Directed by Michael Haneke
For once I am at least partially familiar with the strength of a director here, and Michael Haneke is undoubtedly one to constantly keep an eye on. He's not really known for doing simply and easy films, as planted firmly by "Cache", a confounding and politically charged mystery of sorts that absolutely precludes answers, more interested in watching his character squirm in pain, fear, and paranoia. Even the title of "Amour" instantly tells us that this is going to be a cruelly ironic piece of cinema. Isabelle Huppert is often somebody to watch for, and it's a criminal disservice that she hasn't yet been noticed by Oscar. I have no idea what to expect, as per usual, but it won't be something to frown upon, for certain.
3. "Like Someone in Love"
Directed by Abbas Kiarostami
Remember Abbas Kiarostami's last film, a little flick set in Tuscany about two strangers who play the roles of a married couple for a day? Or that same film when a married couple plays strangers for a day. "Certified Copy" was an absolute mirage of filmmaking, and showed what the Iranian filmmaker could do when stretching beyond his own borders. He's doing that once again, this time in Japan, and once again with very little knowledge of what's going on. The previous title, "The End", seems so foreboding for a film now with such a romantic title. What is Kiarostami getting at now, and will it even be half as introspective and astounding as his last film?
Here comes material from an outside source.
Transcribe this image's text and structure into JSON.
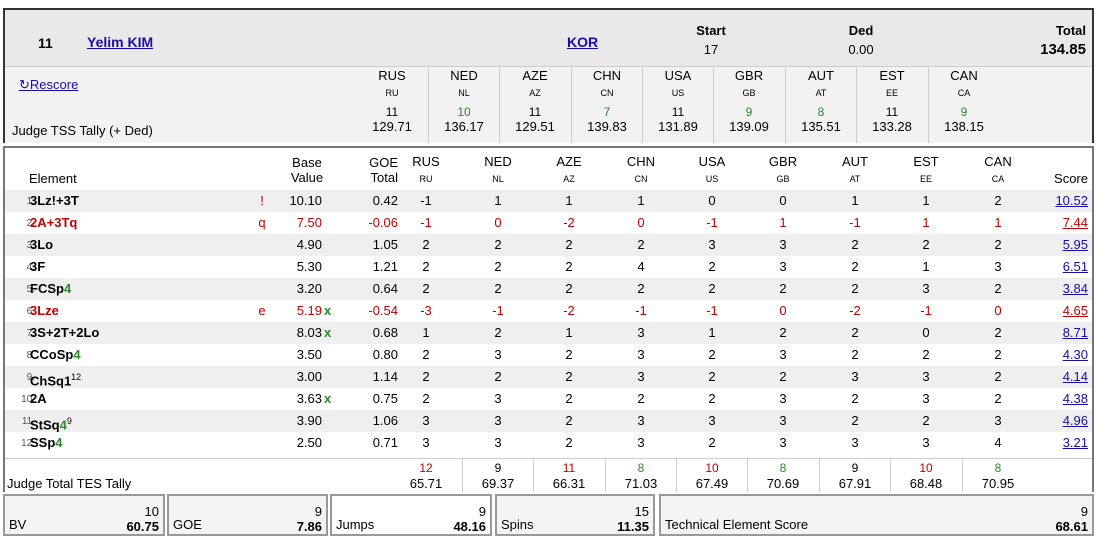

Directed by David Cronenberg
Can somebody just give me the benefit of saying exactly what the hell is going on with this film. My trailer blinders have been on, so I haven't a clue, but all I know is that Robert Pattinson plays a guy who travels around the city in a limo, all in search of a haircut. How everybody else factors into this, I really have no idea whatsoever. The simple fact that it's provoked divisive opinions is enough to suggest that Cronenberg is indeed back into the wilder territory that best defines him. After the extreme lack of energy that "A Dangerous Method" provoked, Cronenberg needed to go wild with this one, and I can certainly hope the effects are positive.
1. "Rust and Bone"
Directed by Jacques Audiard
A bit of an anticlimax, but this is probably the single most reliable film opening on the croisette this year, simply based on the esteem of director Jacques Audiard. I recently revisited "A Prophet" to much enjoyment, and discovered an enthralling and gorgeously constructed film. With the story of a whale trainer who loses her legs, Audiard is again going in a somewhat challenging direction, but I doubt he'd take it on if he wasn't up to the challenge. Even more so, Marion Cotillard is always a draw, even in her less fantastic of roles. The opportunity to look at her face is an immense gift. And she's also a great at acting, so that's something. The promise of Cotillard and Audiard together is enough to clinch the top spot, and then some.